И этот подросток с необычным именем Родригес через какое-то время стал создавать свои собственные игры, которые, несмотря на некоторую бедность изображения и кажущуюся примитивность сценария, стали пользоваться определенной популярностью. В большинстве своем они были построены на одном и том же принципе. Играющему предлагалось продолжить последовательность показанных на экране геометрических фигур, букв и даже цифр. При этом четко определялось время. Выигрывал тот, кто мог быстрее найти необходимую фигуру, букву или цифру, заключенные в правый прямоугольник, и нажать на соответствующую кнопку, подведя к выбранной фигуре курсор.

Так вот, самым удивительным было то, что в эту игру пыталась играть и сама Ксения и, несмотря на все свои старания, очень редко могла угадать, что нужно выбрать, или же ей явно не хватало времени. Но несколько ребят были просто виртуозы. Родригес примерно раз в неделю менял игры, принося все более и более сложные. Постепенно в эти игры стали играть и ребята повзрослее, а потом и парни всех окрестных домов.

И произошло то, чего меньше всего ожидала Ксения: эти электронные игры стали в полном смысле слова азартными. На выигрыш начали делать ставки. В зале появились какие-то малоприятные личности, уже далеко не подросткового возраста. Несколько раз происходили потасовки, и тогда Ксения обратилась к Родригесу с просьбой стереть в памяти компьютеров эти игры. И вот тут, единственный раз за все это время, к ним подошел дядя Коля.

Он посоветовал не уничтожать программы, так как это сразу вызовет массу осложнений, а постепенно делать их все менее и менее логичными, доведя до полного абсурда, и тогда играющие, мол, сами от них откажутся. Это предложение Ксении понравилось, и она согласилась. Родригес все это время молчал, опустив голову, но потом неожиданно посмотрел прямо в глаза дяде Коле. И Ксения поняла, что они хорошо и, главное, давно знают друг друга.

Тогда ее еще очень удивила одна фраза, как-то вскользь произнесенная дядей Колей. Он, поглядев на Родригеса, вдруг сказал, что спор, как это чаще всего бывает в жизни, разрешился согласно внутренней сущности человека. А она у него еще очень далека от совершенства.

Все рассказанное Ксенией, безусловно, представляло определенный интерес, только вот какой – в этом еще предстояло разобраться.

– Ну, а сейчас где дядя Коля? – спросил Вагиф, дождавшись паузы.

– Не знаю. О нем около недели ни слуху, ни духу.

– Телефон, адрес?

– Телефон не отвечает, а дома никого нет, я уже дважды там была. А жил он один.

– Ну, а этот Родригес, он-то где?

– Тоже пропал.

– Чертовщина какая-то. Хорошо, а тот парень, который пытался отнять у тебя программу? Он-то как со всем этим связан?
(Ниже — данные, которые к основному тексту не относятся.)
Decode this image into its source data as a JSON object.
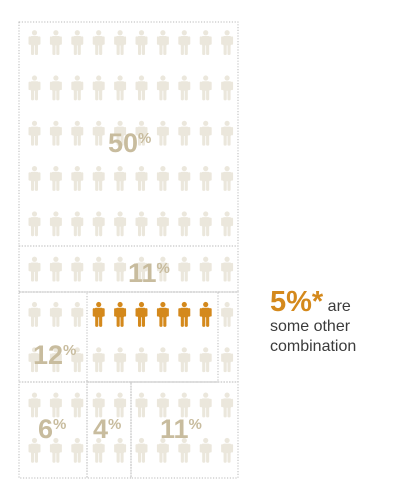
{
  "chart_data": {
    "type": "waffle",
    "unit": "people",
    "segments": [
      {
        "label": "50",
        "symbol": "%",
        "value": 50,
        "highlight": false
      },
      {
        "label": "11",
        "symbol": "%",
        "value": 11,
        "highlight": false
      },
      {
        "label": "12",
        "symbol": "%",
        "value": 12,
        "highlight": false
      },
      {
        "label": "5",
        "symbol": "%",
        "value": 5,
        "highlight": true
      },
      {
        "label": "6",
        "symbol": "%",
        "value": 6,
        "highlight": false
      },
      {
        "label": "4",
        "symbol": "%",
        "value": 4,
        "highlight": false
      },
      {
        "label": "11",
        "symbol": "%",
        "value": 11,
        "highlight": false
      }
    ],
    "colors": {
      "icon": "#ebe7dc",
      "highlight": "#d4891c",
      "label": "#c8bc9e",
      "border": "#b9b9b9"
    }
  },
  "callout": {
    "value": "5%",
    "star": "*",
    "text1": "are",
    "text2": "some other",
    "text3": "combination"
  }
}
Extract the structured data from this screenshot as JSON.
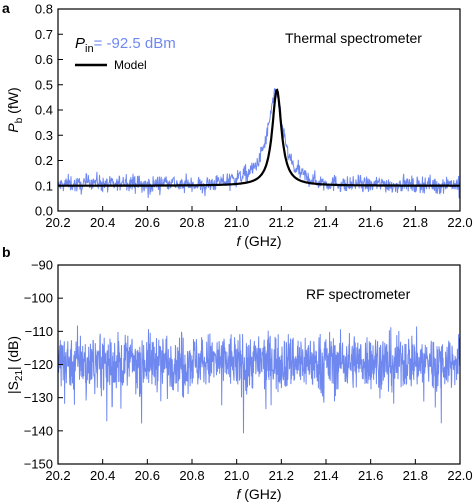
{
  "chart_data": [
    {
      "panel_label": "a",
      "type": "line",
      "annotation": "Thermal spectrometer",
      "legend": {
        "pin_label": "P",
        "pin_sub": "in",
        "pin_value": "= -92.5 dBm",
        "model_label": "Model",
        "placement": "top-left"
      },
      "xlabel": "f",
      "xlabel_unit": " (GHz)",
      "ylabel": "P",
      "ylabel_sub": "b",
      "ylabel_unit": " (fW)",
      "xlim": [
        20.2,
        22.0
      ],
      "ylim": [
        0.0,
        0.8
      ],
      "xticks": [
        "20.2",
        "20.4",
        "20.6",
        "20.8",
        "21.0",
        "21.2",
        "21.4",
        "21.6",
        "21.8",
        "22.0"
      ],
      "yticks": [
        "0.0",
        "0.1",
        "0.2",
        "0.3",
        "0.4",
        "0.5",
        "0.6",
        "0.7",
        "0.8"
      ],
      "series": [
        {
          "name": "P_in = -92.5 dBm",
          "style": "noisy measured trace",
          "x": [
            20.2,
            20.25,
            20.3,
            20.35,
            20.4,
            20.45,
            20.5,
            20.55,
            20.6,
            20.65,
            20.7,
            20.75,
            20.8,
            20.85,
            20.9,
            20.95,
            21.0,
            21.05,
            21.08,
            21.1,
            21.12,
            21.14,
            21.16,
            21.17,
            21.18,
            21.19,
            21.2,
            21.22,
            21.24,
            21.26,
            21.3,
            21.35,
            21.4,
            21.45,
            21.5,
            21.55,
            21.6,
            21.65,
            21.7,
            21.75,
            21.8,
            21.85,
            21.9,
            21.95,
            22.0
          ],
          "y": [
            0.1,
            0.11,
            0.1,
            0.12,
            0.11,
            0.1,
            0.12,
            0.11,
            0.1,
            0.11,
            0.12,
            0.1,
            0.11,
            0.1,
            0.11,
            0.12,
            0.13,
            0.15,
            0.17,
            0.2,
            0.25,
            0.32,
            0.42,
            0.46,
            0.47,
            0.44,
            0.36,
            0.26,
            0.2,
            0.17,
            0.14,
            0.12,
            0.11,
            0.11,
            0.1,
            0.11,
            0.1,
            0.11,
            0.1,
            0.11,
            0.1,
            0.11,
            0.1,
            0.11,
            0.1
          ],
          "noise_amplitude": 0.03
        },
        {
          "name": "Model",
          "style": "lorentzian fit",
          "center": 21.18,
          "half_width": 0.025,
          "baseline": 0.1,
          "peak": 0.48
        }
      ]
    },
    {
      "panel_label": "b",
      "type": "line",
      "annotation": "RF spectrometer",
      "xlabel": "f",
      "xlabel_unit": " (GHz)",
      "ylabel": "|S",
      "ylabel_sub": "21",
      "ylabel_unit": "| (dB)",
      "xlim": [
        20.2,
        22.0
      ],
      "ylim": [
        -150,
        -90
      ],
      "xticks": [
        "20.2",
        "20.4",
        "20.6",
        "20.8",
        "21.0",
        "21.2",
        "21.4",
        "21.6",
        "21.8",
        "22.0"
      ],
      "yticks": [
        "-90",
        "-100",
        "-110",
        "-120",
        "-130",
        "-140",
        "-150"
      ],
      "series": [
        {
          "name": "|S21|",
          "style": "noise floor",
          "x": [
            20.2,
            22.0
          ],
          "y_mean": -119,
          "y_band": [
            -113,
            -125
          ],
          "y_min": -149,
          "y_max": -108
        }
      ]
    }
  ],
  "colors": {
    "data": "#6f88f0",
    "model": "#000000",
    "axes": "#000000",
    "legend_value": "#6f88f0"
  }
}
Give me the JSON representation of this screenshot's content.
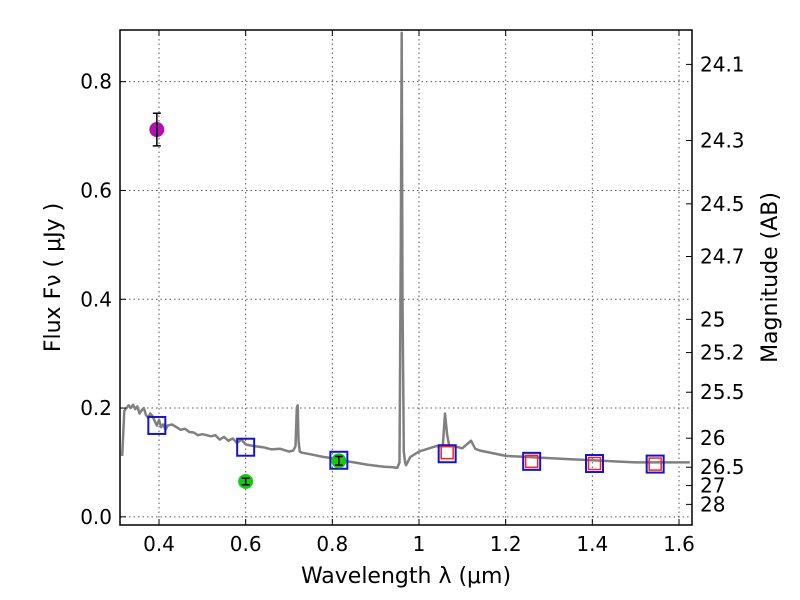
{
  "chart_data": {
    "type": "line",
    "title": "",
    "xlabel": "Wavelength  λ (μm)",
    "ylabel": "Flux  Fν  ( μJy )",
    "ylabel_right": "Magnitude (AB)",
    "xlim": [
      0.31,
      1.63
    ],
    "ylim": [
      -0.015,
      0.895
    ],
    "grid": true,
    "x_ticks": [
      0.4,
      0.6,
      0.8,
      1.0,
      1.2,
      1.4,
      1.6
    ],
    "x_tick_labels": [
      "0.4",
      "0.6",
      "0.8",
      "1",
      "1.2",
      "1.4",
      "1.6"
    ],
    "y_ticks": [
      0.0,
      0.2,
      0.4,
      0.6,
      0.8
    ],
    "y_tick_labels": [
      "0.0",
      "0.2",
      "0.4",
      "0.6",
      "0.8"
    ],
    "right_ticks": [
      {
        "label": "24.1",
        "mag": 24.1
      },
      {
        "label": "24.3",
        "mag": 24.3
      },
      {
        "label": "24.5",
        "mag": 24.5
      },
      {
        "label": "24.7",
        "mag": 24.7
      },
      {
        "label": "25",
        "mag": 25.0
      },
      {
        "label": "25.2",
        "mag": 25.2
      },
      {
        "label": "25.5",
        "mag": 25.5
      },
      {
        "label": "26",
        "mag": 26.0
      },
      {
        "label": "26.5",
        "mag": 26.5
      },
      {
        "label": "27",
        "mag": 27.0
      },
      {
        "label": "28",
        "mag": 28.0
      }
    ],
    "colors": {
      "model": "#808080",
      "model_photometry": "#1414c8",
      "observed_red": "#ff1e1e",
      "upper_point": "#b40fb4",
      "green_point": "#14c814",
      "error_bar": "#000000",
      "grid": "#000000",
      "frame": "#000000"
    },
    "series": [
      {
        "name": "model spectrum",
        "type": "line",
        "x": [
          0.315,
          0.32,
          0.325,
          0.33,
          0.335,
          0.34,
          0.345,
          0.35,
          0.355,
          0.36,
          0.365,
          0.37,
          0.375,
          0.38,
          0.385,
          0.39,
          0.395,
          0.4,
          0.405,
          0.41,
          0.415,
          0.42,
          0.43,
          0.44,
          0.45,
          0.46,
          0.47,
          0.48,
          0.49,
          0.5,
          0.51,
          0.52,
          0.53,
          0.54,
          0.55,
          0.56,
          0.57,
          0.58,
          0.59,
          0.6,
          0.62,
          0.64,
          0.66,
          0.68,
          0.7,
          0.71,
          0.715,
          0.718,
          0.72,
          0.722,
          0.725,
          0.73,
          0.75,
          0.78,
          0.8,
          0.82,
          0.85,
          0.88,
          0.9,
          0.92,
          0.94,
          0.95,
          0.955,
          0.958,
          0.96,
          0.962,
          0.965,
          0.968,
          0.97,
          0.98,
          1.0,
          1.02,
          1.04,
          1.055,
          1.06,
          1.065,
          1.07,
          1.08,
          1.1,
          1.12,
          1.13,
          1.14,
          1.2,
          1.25,
          1.3,
          1.35,
          1.4,
          1.45,
          1.5,
          1.55,
          1.6,
          1.625
        ],
        "y": [
          0.112,
          0.195,
          0.2,
          0.205,
          0.2,
          0.206,
          0.198,
          0.203,
          0.19,
          0.196,
          0.2,
          0.187,
          0.182,
          0.19,
          0.185,
          0.176,
          0.168,
          0.178,
          0.165,
          0.17,
          0.16,
          0.168,
          0.17,
          0.165,
          0.16,
          0.162,
          0.156,
          0.155,
          0.15,
          0.152,
          0.15,
          0.148,
          0.15,
          0.142,
          0.147,
          0.14,
          0.144,
          0.136,
          0.142,
          0.133,
          0.13,
          0.128,
          0.124,
          0.125,
          0.12,
          0.122,
          0.13,
          0.2,
          0.205,
          0.14,
          0.12,
          0.118,
          0.115,
          0.11,
          0.108,
          0.104,
          0.1,
          0.096,
          0.094,
          0.092,
          0.091,
          0.09,
          0.1,
          0.5,
          0.89,
          0.4,
          0.12,
          0.1,
          0.095,
          0.11,
          0.12,
          0.125,
          0.13,
          0.13,
          0.19,
          0.15,
          0.13,
          0.13,
          0.126,
          0.14,
          0.125,
          0.122,
          0.112,
          0.11,
          0.108,
          0.106,
          0.104,
          0.102,
          0.1,
          0.1,
          0.1,
          0.1
        ]
      },
      {
        "name": "model photometry",
        "type": "scatter",
        "marker": "square",
        "x": [
          0.395,
          0.6,
          0.815,
          1.065,
          1.26,
          1.405,
          1.545
        ],
        "y": [
          0.168,
          0.128,
          0.104,
          0.116,
          0.102,
          0.098,
          0.097
        ]
      },
      {
        "name": "observed photometry",
        "type": "scatter",
        "marker": "square",
        "x": [
          1.065,
          1.26,
          1.405,
          1.545
        ],
        "y": [
          0.118,
          0.102,
          0.098,
          0.097
        ]
      },
      {
        "name": "detection",
        "type": "scatter",
        "marker": "circle",
        "x": [
          0.395
        ],
        "y": [
          0.712
        ],
        "yerr": [
          0.03
        ]
      },
      {
        "name": "detection",
        "type": "scatter",
        "marker": "circle",
        "x": [
          0.6
        ],
        "y": [
          0.065
        ],
        "yerr": [
          0.0
        ]
      },
      {
        "name": "detection",
        "type": "scatter",
        "marker": "circle",
        "x": [
          0.815
        ],
        "y": [
          0.103
        ],
        "yerr": [
          0.008
        ]
      }
    ]
  }
}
– Самым непосредственным образом. Он один из тех, кто устраивал в зале своеобразный тотализатор. Но в отличие от других, которые поверили, что программы сами по себе просто стали неинтересны большинству играющих, никак не хочет в это поверить и думает, что у меня остались те самые первые, неиспорченные, программы.

– И они у тебя есть?

– Для хорошего человека что-нибудь да и найдется.

Выяснять, хороший он человек или не очень, Вагиф не стал. Он как-то и без ответа Ксении понял, что с программами ему еще придется познакомиться, а возможно, даже помучиться. Покинули они ресторан уже в восьмом часу вечера. Дойдя до метро, Вагиф купил у стоявшей возле входа женщины великолепный букет цветов, правда, за не менее великолепную цену, и преподнес Ксении. Она несколько смутилась, но было заметно, что ей это очень приятно. В метро они почти не говорили. Лишь уже подъезжая к ее остановке, Вагиф неожиданно для самого себя спросил Ксению о том, что произошло в ту ночь, когда они с ней познакомились.

Вообще Вагифу не следовало бы задавать этот вопрос, но он его почему-то очень волновал. Причем причина этого волнения с некоторого момента стала для него вполне очевидной. Эта девушка ему очень нравилась. И не спросить он уже просто не мог.

Что произошло, то произошло, – посмотрев ему в глаза, твердо ответила Ксения. – Но ничего подобного больше никогда не произойдет.

ГЛАВА 17

Попрощавшись с Ксенией, Вагиф продолжил свой путь. В игральном зале он оказался к девяти вечера. Там его ждал Женя. Пройдя в отведенную ему комнату, уже тщательно прибранную, Вагиф первым делом переоделся в спортивный костюм, после чего стал заваривать чай. Когда он был готов, Вагиф налил крепкого чаю в две фаянсовые чашки, оставленные Ксенией, и, открыв коробку шоколадных конфет, приобретенную им на выходе из метро, пригласил Женю, который увлеченно играл в электронную игру «морской бой».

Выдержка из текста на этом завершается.